As the pandemic rolled on, Metlock challenged herself to find innovative ways to combat the sharp health disparities the nation was coming to grips with. The result was Black Health Explained, an online platform that delivers health-related information to young Black people through blogging, videos, infographics and other content on Instagram and her website.

“My hope was that by educating my community we could help them better manage their health,” Metlock says. “Social media is an avenue not often explored when it comes to health information. I wanted to be a trailblazer in that aspect and improve health literacy.”

Since Black Health Explained launched in 2020, Metlock has received “overwhelming support,” not only from followers but also from Ohio State. She’s received funding from the College of Nursing and was nominated as a Next Generation Innovator of the Year by the Office of Research.

She’s even brought on additional team members as interns, rising seniors Hayat Mekonen and Stephanie Ogonuwe, both public health majors focused on increasing health literacy to bring about health equity.

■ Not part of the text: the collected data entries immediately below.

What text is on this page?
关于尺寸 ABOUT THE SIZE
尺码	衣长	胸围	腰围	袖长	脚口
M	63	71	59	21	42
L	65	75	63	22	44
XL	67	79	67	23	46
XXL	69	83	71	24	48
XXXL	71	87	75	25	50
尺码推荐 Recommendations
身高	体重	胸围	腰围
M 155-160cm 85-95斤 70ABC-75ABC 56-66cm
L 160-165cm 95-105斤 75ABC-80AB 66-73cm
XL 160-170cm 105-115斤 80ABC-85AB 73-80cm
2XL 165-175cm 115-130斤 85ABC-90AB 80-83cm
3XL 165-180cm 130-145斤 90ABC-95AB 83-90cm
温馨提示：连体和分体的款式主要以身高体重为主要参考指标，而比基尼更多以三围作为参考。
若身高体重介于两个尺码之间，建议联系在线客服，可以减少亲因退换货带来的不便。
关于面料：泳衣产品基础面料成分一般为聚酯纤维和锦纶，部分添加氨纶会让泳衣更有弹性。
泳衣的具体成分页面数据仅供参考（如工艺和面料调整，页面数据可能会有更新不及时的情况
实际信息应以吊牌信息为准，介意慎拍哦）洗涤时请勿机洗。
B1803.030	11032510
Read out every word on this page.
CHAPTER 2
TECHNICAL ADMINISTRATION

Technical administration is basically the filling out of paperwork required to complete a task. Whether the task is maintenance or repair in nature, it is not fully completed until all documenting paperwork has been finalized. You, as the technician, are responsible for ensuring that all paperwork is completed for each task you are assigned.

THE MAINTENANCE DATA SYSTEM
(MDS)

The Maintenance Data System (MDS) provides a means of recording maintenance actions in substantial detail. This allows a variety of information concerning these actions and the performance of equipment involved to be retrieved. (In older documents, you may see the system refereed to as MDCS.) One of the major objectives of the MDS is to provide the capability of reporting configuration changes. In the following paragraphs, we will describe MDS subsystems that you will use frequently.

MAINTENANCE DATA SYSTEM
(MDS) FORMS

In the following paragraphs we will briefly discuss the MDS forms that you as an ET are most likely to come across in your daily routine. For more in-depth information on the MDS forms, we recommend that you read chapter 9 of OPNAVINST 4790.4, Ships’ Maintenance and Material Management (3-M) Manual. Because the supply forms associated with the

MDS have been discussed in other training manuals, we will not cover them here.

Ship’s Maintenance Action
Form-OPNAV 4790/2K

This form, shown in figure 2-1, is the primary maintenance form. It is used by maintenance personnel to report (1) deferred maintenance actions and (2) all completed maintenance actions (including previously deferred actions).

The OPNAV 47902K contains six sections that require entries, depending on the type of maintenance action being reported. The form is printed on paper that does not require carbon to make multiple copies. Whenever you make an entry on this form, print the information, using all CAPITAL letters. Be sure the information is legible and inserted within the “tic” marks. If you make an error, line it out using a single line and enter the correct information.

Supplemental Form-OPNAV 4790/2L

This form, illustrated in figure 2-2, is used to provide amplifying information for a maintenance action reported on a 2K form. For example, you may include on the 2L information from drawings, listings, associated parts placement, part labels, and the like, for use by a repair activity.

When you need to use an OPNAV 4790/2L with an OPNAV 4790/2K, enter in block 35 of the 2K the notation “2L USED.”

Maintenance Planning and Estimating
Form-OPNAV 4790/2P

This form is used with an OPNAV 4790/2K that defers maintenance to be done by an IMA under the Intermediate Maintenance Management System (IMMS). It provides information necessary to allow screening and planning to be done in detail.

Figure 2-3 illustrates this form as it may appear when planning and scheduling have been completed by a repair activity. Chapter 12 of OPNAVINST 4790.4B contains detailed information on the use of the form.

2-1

“Faith is so passionate about the health of the Black community and advancing health equity,” Mekonen says. “We really connect in that space; our passions are very similar. She has an amazing vision for this platform, so she’s a great leader all around.”

The team is creating a directory of Black health care providers. Metlock envisions it becoming a mobile app.

Faith Metlock, center, started Black Health Explained – an online platform that delivers health-related information to young Black people – in 2020. Public health majors Hayat Mekonnen, left, and Stephanie Ogonuwe later joined as interns for BHE and have since joined as research assistants for Dr. Timiya Nolan’s lab. (Jodi Miller)

Mekonen and Ogonuwe also recently joined the Nolan Lab as research assistants. Ogonuwe says Metlock has turned out to be a major influence and support system for her.

“She’s taught me a lot about being a student leader,” Ogonuwe says. “She’s acted as a mentor to me, encouraging me, helping me learn how I can better promote myself. She really tries to build people up, give them confidence and remind them the power they have within themselves.”

Supporting her peers through a variety of leadership and involvement endeavors is exactly what Metlock will remember as her Ohio State legacy.

“I’ve been super involved here at Ohio State, often as a leader, and it’s really supplemented my experience here,” Metlock says. “I’ll definitely look back fondly on my efforts to create safe spaces (such as the Nursing Students of Color organization) for students.

“It’s difficult being from a marginalized community. Having a support system where you can connect and engage with students who go through similar experiences is vital for growth and success. To be able to help create those spaces and improve experiences for students of color here was worthwhile and meaningful.”